Sua atuação como ministro do Meio Ambiente foi controversa. Vai passar a boiada em São Paulo?
A expressão passar a boiada significa fazer o que tem que ser feito da forma mais eficiente e rápida. Não tem conotação negativa, foi dada essa conotação. São Paulo tem pressa, portanto tem que ter uma solução rápida, isso é o equivalente a passar a boiada.
O Ministério do Meio Ambiente tem problemas, mas que já vinham antes e continuam agora. Uma coisa que serve para a Amazônia e para a periferia: enquanto você não levar desenvolvimento econômico, as pessoas vão procurar sobreviver de qualquer forma. Seja de garimpo, roubo de madeira. Na periferia, ficam facilmente cooptadas pelo tráfico de drogas.

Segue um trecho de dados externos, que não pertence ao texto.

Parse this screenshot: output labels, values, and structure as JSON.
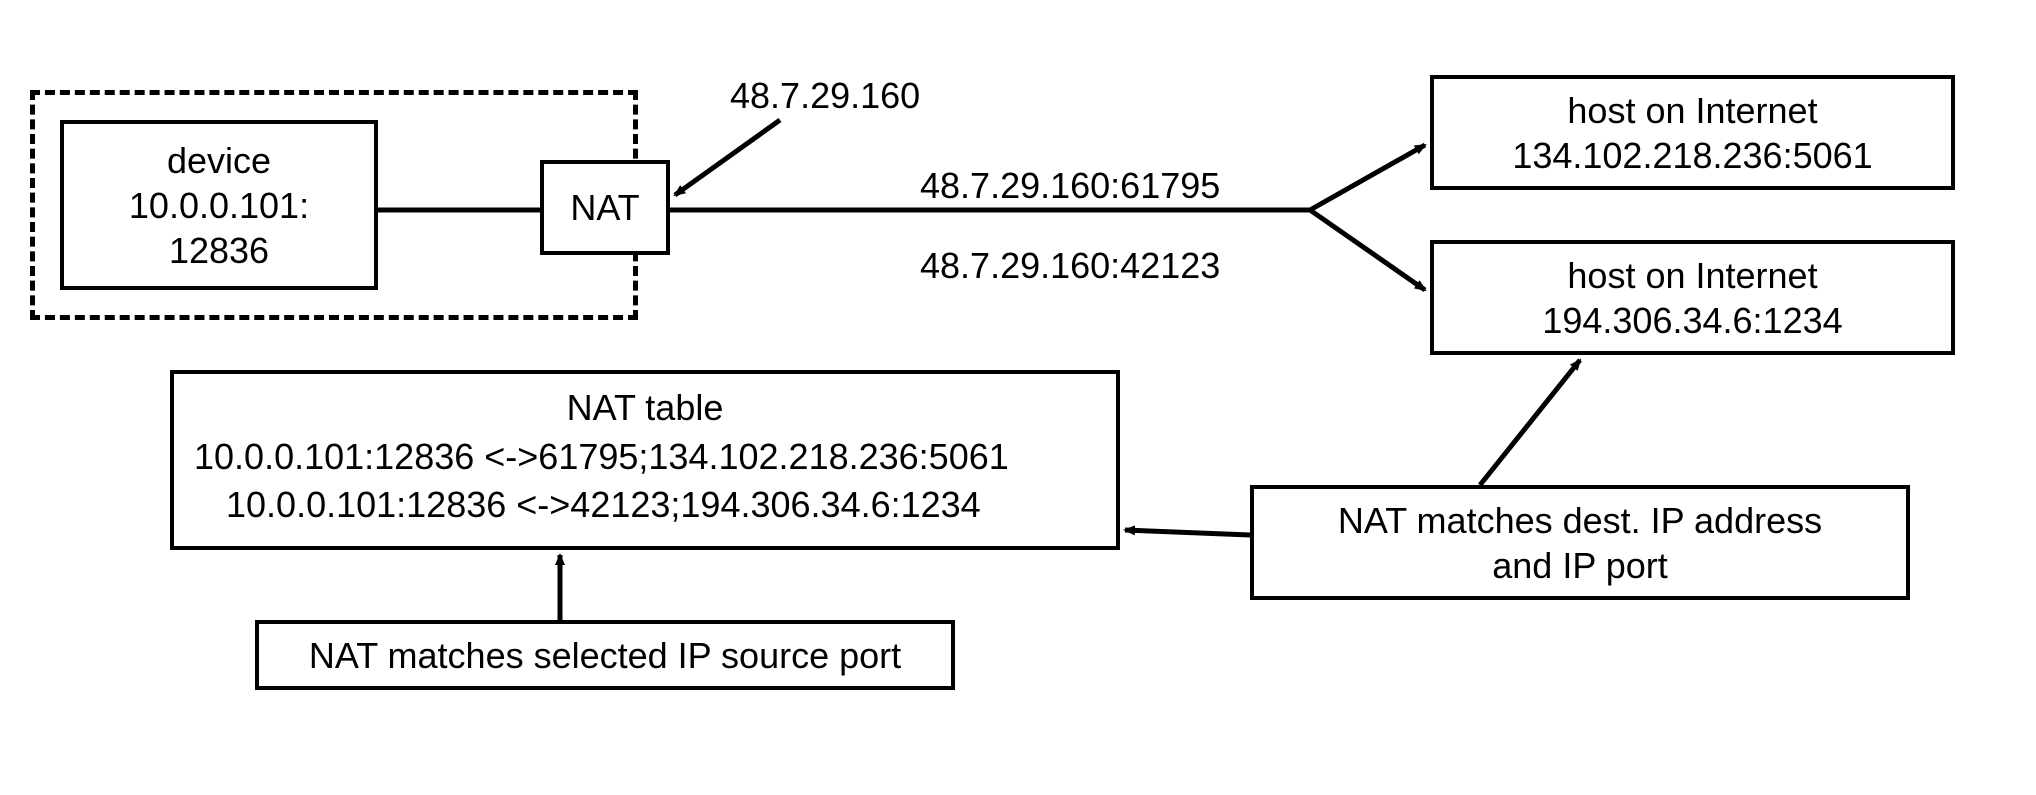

Mas o sr. não diz que não há explicação social para o crime?
Depois que cometer o crime, não me interessa a explicação social. Tem que ser punido. Mas tem que entender por que está levando ao crime.

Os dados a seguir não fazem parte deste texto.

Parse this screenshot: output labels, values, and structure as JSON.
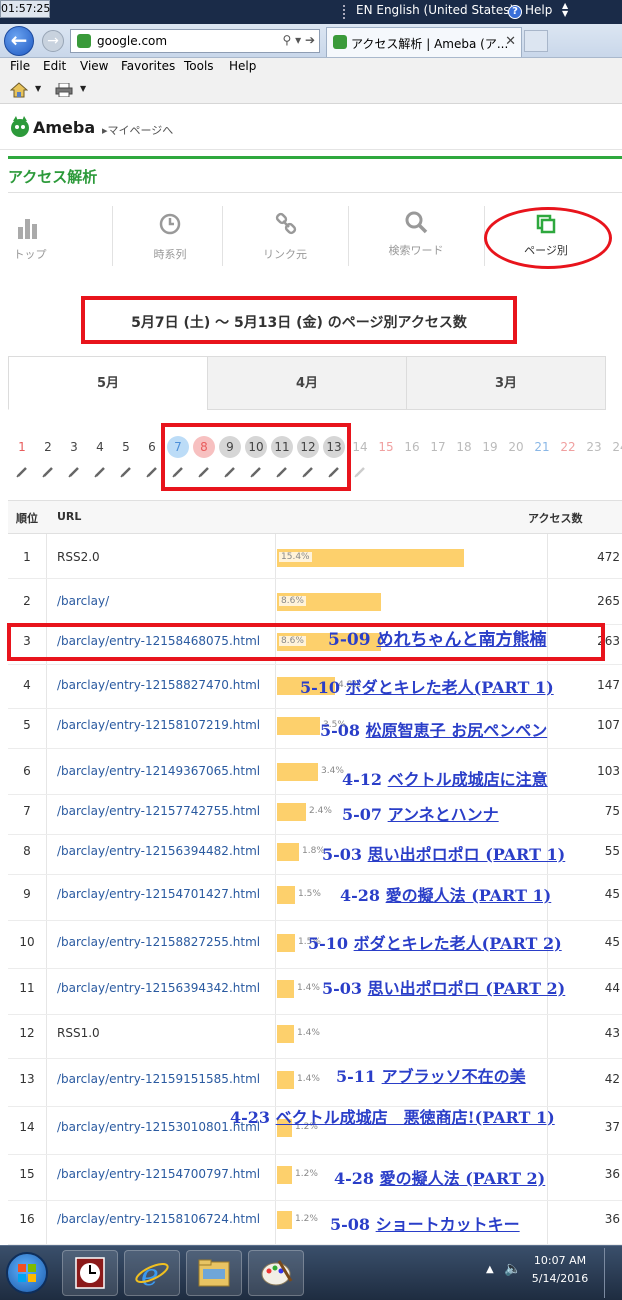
{
  "window": {
    "clock": "01:57:25",
    "language": "EN English (United States)",
    "help": "Help"
  },
  "browser": {
    "url": "google.com",
    "tab_title": "アクセス解析 | Ameba (ア...",
    "menu": [
      "File",
      "Edit",
      "View",
      "Favorites",
      "Tools",
      "Help"
    ]
  },
  "ameba": {
    "logo": "Ameba",
    "mypage_link": "▸マイページへ"
  },
  "analytics": {
    "title": "アクセス解析",
    "nav": [
      {
        "label": "トップ",
        "icon": "bar-chart-icon"
      },
      {
        "label": "時系列",
        "icon": "clock-icon"
      },
      {
        "label": "リンク元",
        "icon": "link-icon"
      },
      {
        "label": "検索ワード",
        "icon": "search-icon"
      },
      {
        "label": "ページ別",
        "icon": "pages-icon",
        "active": true
      }
    ],
    "range_title": "5月7日 (土) ～ 5月13日 (金) のページ別アクセス数",
    "months": [
      "5月",
      "4月",
      "3月"
    ],
    "days": [
      {
        "n": "1",
        "style": "red"
      },
      {
        "n": "2",
        "style": "normal"
      },
      {
        "n": "3",
        "style": "normal"
      },
      {
        "n": "4",
        "style": "normal"
      },
      {
        "n": "5",
        "style": "normal"
      },
      {
        "n": "6",
        "style": "normal"
      },
      {
        "n": "7",
        "style": "sel-blue"
      },
      {
        "n": "8",
        "style": "sel-red"
      },
      {
        "n": "9",
        "style": "sel"
      },
      {
        "n": "10",
        "style": "sel"
      },
      {
        "n": "11",
        "style": "sel"
      },
      {
        "n": "12",
        "style": "sel"
      },
      {
        "n": "13",
        "style": "sel"
      },
      {
        "n": "14",
        "style": "gray"
      },
      {
        "n": "15",
        "style": "gray-red"
      },
      {
        "n": "16",
        "style": "gray"
      },
      {
        "n": "17",
        "style": "gray"
      },
      {
        "n": "18",
        "style": "gray"
      },
      {
        "n": "19",
        "style": "gray"
      },
      {
        "n": "20",
        "style": "gray"
      },
      {
        "n": "21",
        "style": "gray-blue"
      },
      {
        "n": "22",
        "style": "gray-red"
      },
      {
        "n": "23",
        "style": "gray"
      },
      {
        "n": "24",
        "style": "gray"
      }
    ],
    "table_headers": {
      "rank": "順位",
      "url": "URL",
      "count": "アクセス数"
    },
    "rows": [
      {
        "rank": "1",
        "url": "RSS2.0",
        "pct": "15.4%",
        "share": 15.4,
        "count": "472",
        "link": false,
        "note_num": "",
        "note_title": ""
      },
      {
        "rank": "2",
        "url": "/barclay/",
        "pct": "8.6%",
        "share": 8.6,
        "count": "265",
        "link": true,
        "note_num": "",
        "note_title": ""
      },
      {
        "rank": "3",
        "url": "/barclay/entry-12158468075.html",
        "pct": "8.6%",
        "share": 8.6,
        "count": "263",
        "link": true,
        "note_num": "5-09",
        "note_title": "めれちゃんと南方熊楠"
      },
      {
        "rank": "4",
        "url": "/barclay/entry-12158827470.html",
        "pct": "4.8%",
        "share": 4.8,
        "count": "147",
        "link": true,
        "note_num": "5-10",
        "note_title": "ボダとキレた老人(PART 1)"
      },
      {
        "rank": "5",
        "url": "/barclay/entry-12158107219.html",
        "pct": "3.5%",
        "share": 3.5,
        "count": "107",
        "link": true,
        "note_num": "5-08",
        "note_title": "松原智恵子 お尻ペンペン"
      },
      {
        "rank": "6",
        "url": "/barclay/entry-12149367065.html",
        "pct": "3.4%",
        "share": 3.4,
        "count": "103",
        "link": true,
        "note_num": "4-12",
        "note_title": "ベクトル成城店に注意"
      },
      {
        "rank": "7",
        "url": "/barclay/entry-12157742755.html",
        "pct": "2.4%",
        "share": 2.4,
        "count": "75",
        "link": true,
        "note_num": "5-07",
        "note_title": "アンネとハンナ"
      },
      {
        "rank": "8",
        "url": "/barclay/entry-12156394482.html",
        "pct": "1.8%",
        "share": 1.8,
        "count": "55",
        "link": true,
        "note_num": "5-03",
        "note_title": "思い出ポロポロ (PART 1)"
      },
      {
        "rank": "9",
        "url": "/barclay/entry-12154701427.html",
        "pct": "1.5%",
        "share": 1.5,
        "count": "45",
        "link": true,
        "note_num": "4-28",
        "note_title": "愛の擬人法 (PART 1)"
      },
      {
        "rank": "10",
        "url": "/barclay/entry-12158827255.html",
        "pct": "1.5%",
        "share": 1.5,
        "count": "45",
        "link": true,
        "note_num": "5-10",
        "note_title": "ボダとキレた老人(PART 2)"
      },
      {
        "rank": "11",
        "url": "/barclay/entry-12156394342.html",
        "pct": "1.4%",
        "share": 1.4,
        "count": "44",
        "link": true,
        "note_num": "5-03",
        "note_title": "思い出ポロポロ (PART 2)"
      },
      {
        "rank": "12",
        "url": "RSS1.0",
        "pct": "1.4%",
        "share": 1.4,
        "count": "43",
        "link": false,
        "note_num": "",
        "note_title": ""
      },
      {
        "rank": "13",
        "url": "/barclay/entry-12159151585.html",
        "pct": "1.4%",
        "share": 1.4,
        "count": "42",
        "link": true,
        "note_num": "5-11",
        "note_title": "アブラッソ不在の美"
      },
      {
        "rank": "14",
        "url": "/barclay/entry-12153010801.html",
        "pct": "1.2%",
        "share": 1.2,
        "count": "37",
        "link": true,
        "note_num": "4-23",
        "note_title": "ベクトル成城店　悪徳商店!(PART 1)"
      },
      {
        "rank": "15",
        "url": "/barclay/entry-12154700797.html",
        "pct": "1.2%",
        "share": 1.2,
        "count": "36",
        "link": true,
        "note_num": "4-28",
        "note_title": "愛の擬人法 (PART 2)"
      },
      {
        "rank": "16",
        "url": "/barclay/entry-12158106724.html",
        "pct": "1.2%",
        "share": 1.2,
        "count": "36",
        "link": true,
        "note_num": "5-08",
        "note_title": "ショートカットキー"
      }
    ]
  },
  "taskbar": {
    "time": "10:07 AM",
    "date": "5/14/2016",
    "apps": [
      "clock-app-icon",
      "internet-explorer-icon",
      "file-explorer-icon",
      "paint-icon"
    ]
  },
  "colors": {
    "ameba_green": "#2c9a3a",
    "bar": "#fdd06c",
    "annotation_red": "#e8141c",
    "annotation_blue": "#2a3ec8",
    "link": "#2a5aa0"
  }
}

O sr. é réu sob acusação de ter integrado um esquema de tráfico de madeira ilegal.
O inquérito da Polícia Federal estava me exonerando de toda responsabilidade. A denúncia é ridícula. Sou advogado de São Paulo, não tenho nada a ver com produção de madeira na Amazônia.
São Paulo passou por um vendaval que gerou um apagão. O eleitor se preocupa de ter um prefeito negacionista do ponto de vista da mudança climática.
A discussão climática se divide em dois caminhos, mitigação e adaptação. Sempre defendi que não vale a pena gastar energia para discutir mitigação. Adaptação significa ter uma cidade com um índice de permeabilidade maior. Tem que ter um projeto de manejo das árvores. Outra questão é que o transporte coletivo nos grandes centros já deveria ter sido eletrificado.
O sr. foi relator da CPI do MST, que terminou sem ter o relatório aprovado. Que resultado a CPI teve na prática?
Graças ao trabalho da CPI, as invasões estão praticamente zeradas ou muito controladas. A CPI expôs essa indústria das invasões de propriedade, que inclusive se assemelha muito com as invasões de áreas urbanas.